The school’s principal Alejandra Sanchez joined Hilda Maldonado, executive director of the LAUSD’s Multilingual and Multicultural Education Department, and Maria José Fabre González, education counselor from the Embassy of Spain’s Education Office, in signing an agreement of collaboration, which paved the way for a new partnership between the District and Spain’s Ministry of Education.
The new Spanish Language Resource Center will offer support to educators, parents, students, and others interested in teaching or learning about the Spanish language. The center — which will be accessible directly from the street on the west side of the campus — is expected to offer an extensive library, including didactic materials, literature, encyclopedias, books, videos, online materials, and and teacher training courses. The center will also be involved in organizing cultural events related to the Spanish language and culture for faculty enrichment and cultural exchange.
“We are excited about this effort as a way to nurture and cultivate a world language program that allows students not only to study but really experience languages multidimensionally,” Sanchez said. “This is not just for Hollywood High School … We are opening the program to neighboring high schools such as Fairfax and Bernstein, as well as our feeder middle schools, which are already offering strong programs in Spanish and Mandarin Chinese. This helps strengthen school families as well as inter-school partnerships.”
“I believe that the presence of the resource center here is going to be like a seed we are planting from which cultural activities will begin to grow,” said Fabre González in Spanish. “We need to take advantage of circumstances that will allow us to unite forces and cultures.
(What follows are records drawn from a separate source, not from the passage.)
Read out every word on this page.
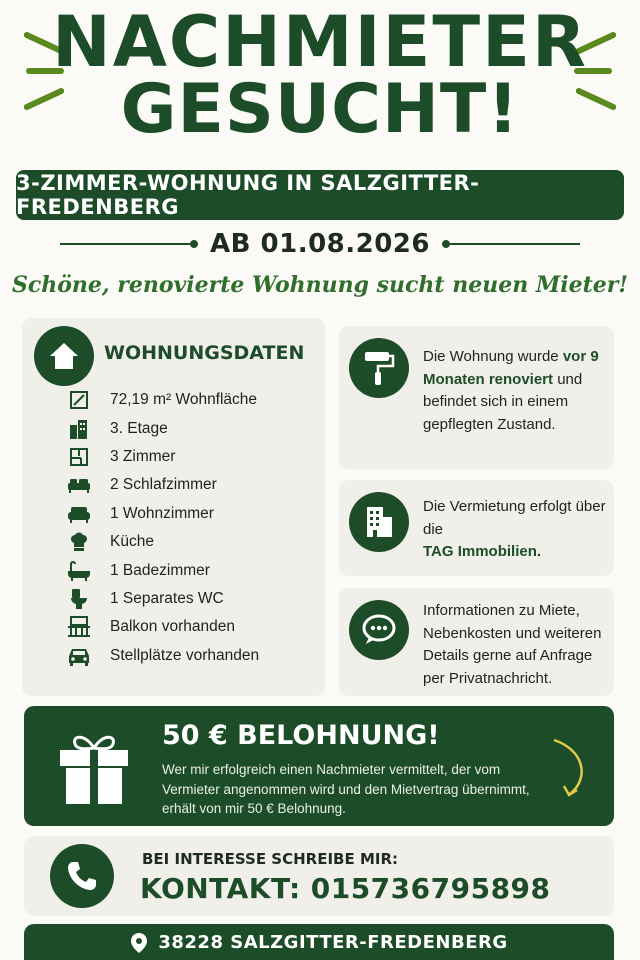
NACHMIETER
GESUCHT!
3-ZIMMER-WOHNUNG IN SALZGITTER-FREDENBERG
AB 01.08.2026
Schöne, renovierte Wohnung sucht neuen Mieter!
WOHNUNGSDATEN
72,19 m² Wohnfläche
3. Etage
3 Zimmer
2 Schlafzimmer
1 Wohnzimmer
Küche
1 Badezimmer
1 Separates WC
Balkon vorhanden
Stellplätze vorhanden
Die Wohnung wurde vor 9 Monaten renoviert und befindet sich in einem gepflegten Zustand.
Die Vermietung erfolgt über die
TAG Immobilien.
Informationen zu Miete, Nebenkosten und weiteren Details gerne auf Anfrage per Privatnachricht.
50 € BELOHNUNG!
Wer mir erfolgreich einen Nachmieter vermittelt, der vom Vermieter angenommen wird und den Mietvertrag übernimmt, erhält von mir 50 € Belohnung.
BEI INTERESSE SCHREIBE MIR:
KONTAKT: 015736795898
38228 SALZGITTER-FREDENBERG
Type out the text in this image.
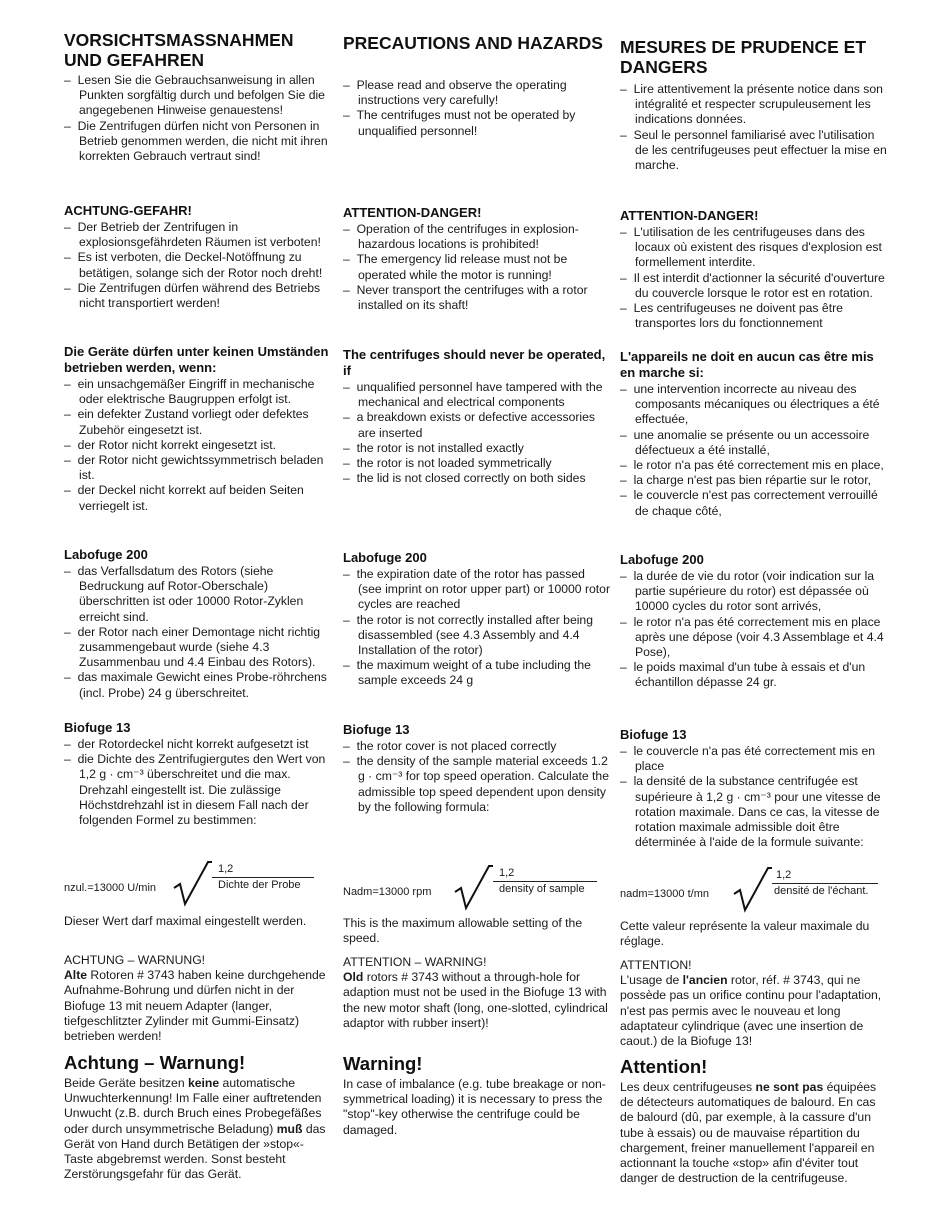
VORSICHTSMASSNAHMEN UND GEFAHREN
–  Lesen Sie die Gebrauchsanweisung in allen Punkten sorgfältig durch und befolgen Sie die angegebenen Hinweise genauestens!
–  Die Zentrifugen dürfen nicht von Personen in Betrieb genommen werden, die nicht mit ihren korrekten Gebrauch vertraut sind!
ACHTUNG-GEFAHR!
–  Der Betrieb der Zentrifugen in explosionsgefährdeten Räumen ist verboten!
–  Es ist verboten, die Deckel-Notöffnung zu betätigen, solange sich der Rotor noch dreht!
–  Die Zentrifugen dürfen während des Betriebs nicht transportiert werden!
Die Geräte dürfen unter keinen Umständen betrieben werden, wenn:
–  ein unsachgemäßer Eingriff in mechanische oder elektrische Baugruppen erfolgt ist.
–  ein defekter Zustand vorliegt oder defektes Zubehör eingesetzt ist.
–  der Rotor nicht korrekt eingesetzt ist.
–  der Rotor nicht gewichtssymmetrisch beladen ist.
–  der Deckel nicht korrekt auf beiden Seiten verriegelt ist.
Labofuge 200
–  das Verfallsdatum des Rotors (siehe Bedruckung auf Rotor-Oberschale) überschritten ist oder 10000 Rotor-Zyklen erreicht sind.
–  der Rotor nach einer Demontage nicht richtig zusammengebaut wurde (siehe 4.3 Zusammenbau und 4.4 Einbau des Rotors).
–  das maximale Gewicht eines Probe-röhrchens (incl. Probe) 24 g überschreitet.
Biofuge 13
–  der Rotordeckel nicht korrekt aufgesetzt ist
–  die Dichte des Zentrifugiergutes den Wert von 1,2 g · cm⁻³ überschreitet und die max. Drehzahl eingestellt ist. Die zulässige Höchstdrehzahl ist in diesem Fall nach der folgenden Formel zu bestimmen:
nzul.=13000 U/min
1,2
Dichte der Probe

Dieser Wert darf maximal eingestellt werden.

ACHTUNG – WARNUNG!

Alte Rotoren # 3743 haben keine durchgehende Aufnahme-Bohrung und dürfen nicht in der Biofuge 13 mit neuem Adapter (langer, tiefgeschlitzter Zylinder mit Gummi-Einsatz) betrieben werden!

Achtung – Warnung!

Beide Geräte besitzen keine automatische Unwuchterkennung! Im Falle einer auftretenden Unwucht (z.B. durch Bruch eines Probegefäßes oder durch unsymmetrische Beladung) muß das Gerät von Hand durch Betätigen der »stop«-Taste abgebremst werden. Sonst besteht Zerstörungsgefahr für das Gerät.

PRECAUTIONS AND HAZARDS
–  Please read and observe the operating instructions very carefully!
–  The centrifuges must not be operated by unqualified personnel!
ATTENTION-DANGER!
–  Operation of the centrifuges in explosion-hazardous locations is prohibited!
–  The emergency lid release must not be operated while the motor is running!
–  Never transport the centrifuges with a rotor installed on its shaft!
The centrifuges should never be operated, if
–  unqualified personnel have tampered with the mechanical and electrical components
–  a breakdown exists or defective accessories are inserted
–  the rotor is not installed exactly
–  the rotor is not loaded symmetrically
–  the lid is not closed correctly on both sides
Labofuge 200
–  the expiration date of the rotor has passed (see imprint on rotor upper part) or 10000 rotor cycles are reached
–  the rotor is not correctly installed after being disassembled (see 4.3 Assembly and 4.4 Installation of the rotor)
–  the maximum weight of a tube including the sample exceeds 24 g
Biofuge 13
–  the rotor cover is not placed correctly
–  the density of the sample material exceeds 1.2 g · cm⁻³ for top speed operation. Calculate the admissible top speed dependent upon density by the following formula:
Nadm=13000 rpm
1,2
density of sample

This is the maximum allowable setting of the speed.

ATTENTION – WARNING!

Old rotors # 3743 without a through-hole for adaption must not be used in the Biofuge 13 with the new motor shaft (long, one-slotted, cylindrical adaptor with rubber insert)!

Warning!

In case of imbalance (e.g. tube breakage or non-symmetrical loading) it is necessary to press the "stop"-key otherwise the centrifuge could be damaged.

MESURES DE PRUDENCE ET DANGERS
–  Lire attentivement la présente notice dans son intégralité et respecter scrupuleusement les indications données.
–  Seul le personnel familiarisé avec l'utilisation de les centrifugeuses peut effectuer la mise en marche.
ATTENTION-DANGER!
–  L'utilisation de les centrifugeuses dans des locaux où existent des risques d'explosion est formellement interdite.
–  Il est interdit d'actionner la sécurité d'ouverture du couvercle lorsque le rotor est en rotation.
–  Les centrifugeuses ne doivent pas être transportes lors du fonctionnement
L'appareils ne doit en aucun cas être mis en marche si:
–  une intervention incorrecte au niveau des composants mécaniques ou électriques a été effectuée,
–  une anomalie se présente ou un accessoire défectueux a été installé,
–  le rotor n'a pas été correctement mis en place,
–  la charge n'est pas bien répartie sur le rotor,
–  le couvercle n'est pas correctement verrouillé de chaque côté,
Labofuge 200
–  la durée de vie du rotor (voir indication sur la partie supérieure du rotor) est dépassée où 10000 cycles du rotor sont arrivés,
–  le rotor n'a pas été correctement mis en place après une dépose (voir 4.3 Assemblage et 4.4 Pose),
–  le poids maximal d'un tube à essais et d'un échantillon dépasse 24 gr.
Biofuge 13
–  le couvercle n'a pas été correctement mis en place
–  la densité de la substance centrifugée est supérieure à 1,2 g · cm⁻³ pour une vitesse de rotation maximale. Dans ce cas, la vitesse de rotation maximale admissible doit être déterminée à l'aide de la formule suivante:
nadm=13000 t/mn
1,2
densité de l'échant.

Cette valeur représente la valeur maximale du réglage.

ATTENTION!

L'usage de l'ancien rotor, réf. # 3743, qui ne possède pas un orifice continu pour l'adaptation, n'est pas permis avec le nouveau et long adaptateur cylindrique (avec une insertion de caout.) de la Biofuge 13!

Attention!

Les deux centrifugeuses ne sont pas équipées de détecteurs automatiques de balourd. En cas de balourd (dû, par exemple, à la cassure d'un tube à essais) ou de mauvaise répartition du chargement, freiner manuellement l'appareil en actionnant la touche «stop» afin d'éviter tout danger de destruction de la centrifugeuse.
We are not talking about just one part of the population but bringing together Spanish-speaking cultures across the world.”
Maldonado noted that the facility will be open in the evening and will be accessible from the street, promoting a sense of community around language education.
“This agreement of collaboration will provide the space, books, videos, and other resources that teachers, parents, and others can use to enhance the education of students in the Spanish language,” Maldonado said.
The new resource center is expected to be opened at the school in about a month’s time accompanied by an opening ceremony.